Il centro storico di Pavia ricalca la struttura urbanistica romana che sviluppa intorno a due assi principali: il cardo (strada nuova) e il decumano (C.so Cavour a ovest e C.so Mazzini a est). Questa struttura si può far risalire intorno al 89 a.C.

Corso Garibaldi, si sviluppa a sud del decumano e durante il periodo del medioevo fu uno degli assi più importanti presenti in città, perché seguendo il suo percorso si veniva guidati fuori dalla città in direzione di Cremona o Piacenza.

 

DESCRIZIONE GENERALE

Ad oggi sono presenti molte attività commerciali lungo tutto il corso, ma anche molti edifici storici e targhe, e attraversandolo si può respirare l’atmosfera antica tutt’ora intatta.

La contrada De’ Corti, il cui nome deriva dall’omonima famiglia nobile molto famosa a Pavia, soprattutto per la sua generosità, si estendeva da Corso Garibaldi fino a via Capsoni. La famiglia viene ricordata ancora oggi con il detto dialettale “vegh la bursa d’Arnabold”, in quanto il loro palazzo si trova nell’area dell’attuale palazzo Arnaboldi.

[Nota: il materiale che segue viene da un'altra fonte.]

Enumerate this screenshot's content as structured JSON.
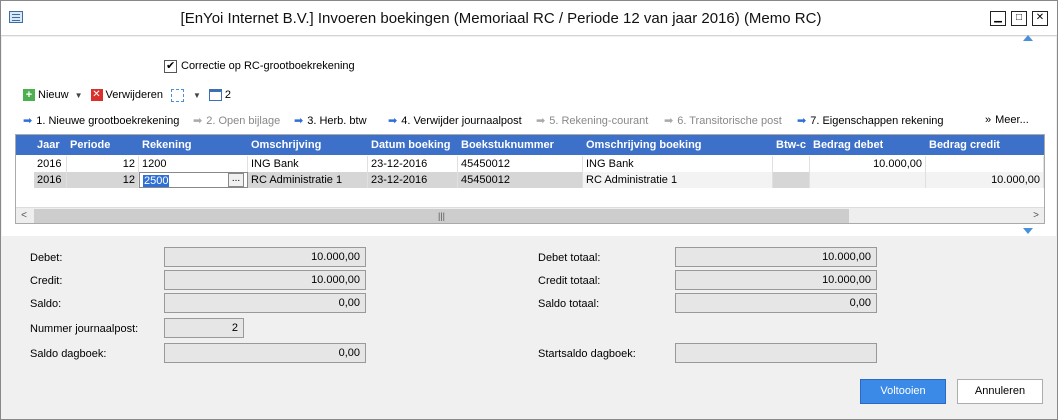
{
  "window": {
    "title": "[EnYoi Internet B.V.]  Invoeren boekingen (Memoriaal RC / Periode 12 van jaar 2016) (Memo RC)",
    "min_glyph": "▁",
    "max_glyph": "□",
    "close_glyph": "✕"
  },
  "checkbox": {
    "label": "Correctie op RC-grootboekrekening",
    "checked": true
  },
  "toolbar": {
    "new_label": "Nieuw",
    "delete_label": "Verwijderen",
    "calendar_count": "2"
  },
  "steps": [
    {
      "label": "1. Nieuwe grootboekrekening",
      "enabled": true
    },
    {
      "label": "2. Open bijlage",
      "enabled": false
    },
    {
      "label": "3. Herb. btw",
      "enabled": true
    },
    {
      "label": "4. Verwijder journaalpost",
      "enabled": true
    },
    {
      "label": "5. Rekening-courant",
      "enabled": false
    },
    {
      "label": "6. Transitorische post",
      "enabled": false
    },
    {
      "label": "7. Eigenschappen rekening",
      "enabled": true
    },
    {
      "label": "Meer...",
      "enabled": true
    }
  ],
  "grid": {
    "columns": [
      "Jaar",
      "Periode",
      "Rekening",
      "Omschrijving",
      "Datum boeking",
      "Boekstuknummer",
      "Omschrijving boeking",
      "Btw-c",
      "Bedrag debet",
      "Bedrag credit"
    ],
    "rows": [
      {
        "jaar": "2016",
        "periode": "12",
        "rekening": "1200",
        "omschrijving": "ING Bank",
        "datum": "23-12-2016",
        "boekstuk": "45450012",
        "omschrijving_boeking": "ING Bank",
        "btw": "",
        "debet": "10.000,00",
        "credit": ""
      },
      {
        "jaar": "2016",
        "periode": "12",
        "rekening": "2500",
        "omschrijving": "RC Administratie 1",
        "datum": "23-12-2016",
        "boekstuk": "45450012",
        "omschrijving_boeking": "RC Administratie 1",
        "btw": "",
        "debet": "",
        "credit": "10.000,00"
      }
    ],
    "scroll_thumb_glyph": "|||"
  },
  "summary": {
    "debet_label": "Debet:",
    "debet_value": "10.000,00",
    "credit_label": "Credit:",
    "credit_value": "10.000,00",
    "saldo_label": "Saldo:",
    "saldo_value": "0,00",
    "journaalpost_label": "Nummer journaalpost:",
    "journaalpost_value": "2",
    "saldo_dagboek_label": "Saldo dagboek:",
    "saldo_dagboek_value": "0,00",
    "debet_totaal_label": "Debet totaal:",
    "debet_totaal_value": "10.000,00",
    "credit_totaal_label": "Credit totaal:",
    "credit_totaal_value": "10.000,00",
    "saldo_totaal_label": "Saldo totaal:",
    "saldo_totaal_value": "0,00",
    "startsaldo_label": "Startsaldo dagboek:",
    "startsaldo_value": ""
  },
  "buttons": {
    "finish_label": "Voltooien",
    "cancel_label": "Annuleren"
  },
  "colors": {
    "grid_header": "#3d70c8",
    "primary_button": "#3c8ae8",
    "step_arrow": "#2f6fd6"
  }
}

Tra le sue antichità, oltre ai resti di alcune delle cento Torri di Pavia, possiamo trovare:

  • All’angolo con via Siro Comi i resti di una delle torri di Pavia (riconoscibile per i mattoni a vista)
  • Palazzo Arnaboldi Gazzaniga (anche detto Palazzo Corti) che si affaccia sulla basilica di San Michele
  • Facciata laterale di San Michele
  • In Via Mantovani 5, un palazzo medievale appartenuto alla famiglia Beccaria, con cortile e porticato del rinascimento
  • All’interno della farmacia Pedotti è possibile ammirare arredi lignei e porcellane del 1800, appartenute alla stessa famiglia che ha partecipato a molti eventi del risorgimento, mentre all’esterno è possibile ammirare i resti di una delle cento torri
  • Al civico 28, all’angolo con via Alboino, è possibile leggere una targa che ricorda un episodio leggendario sul re Longobardo, che lega la città anche alla colomba pasquale
  • Al civico 20 un affresco su una parete della “Madonna della Palla”, chiamata così in riferimento alla palla di cannone presente sotto il dipinto
  • Un affresco “Crocefisso con i santi” insieme ad un terzo personaggio che si pensa possa essere Carlo Borromeo, in quanto officiava nella vicina chiesa di San Primo e Feliciano
  • Attraversando Via Lunga, che porta al fiume Ticino, è possibile ammirare un dipinto raffigurante la Madonna con in braccio il Bambino che tiene un fiore, dietro sono presenti un angelo e San Siro, patrono della città
  • Oratorio di San Luca, la cui costruzione fu affidata alla Confraternita fondata da San Filippo Neri
  • Una targa, indica un edifico dove soggiornò Ada Negri
  • La sezione maschile del Pio Istituto Sordomuti, fondato da Carlo Arnaboldi Gazzaniga
  • In corrispondenza della vecchia porta, sorge l’Istituto Superiore Bordoni

Tutti questi luoghi sono visibili in quest’ordine partendo dall’ingresso di C.so Garibaldi in strada nuova, fino in periferia o viceversa.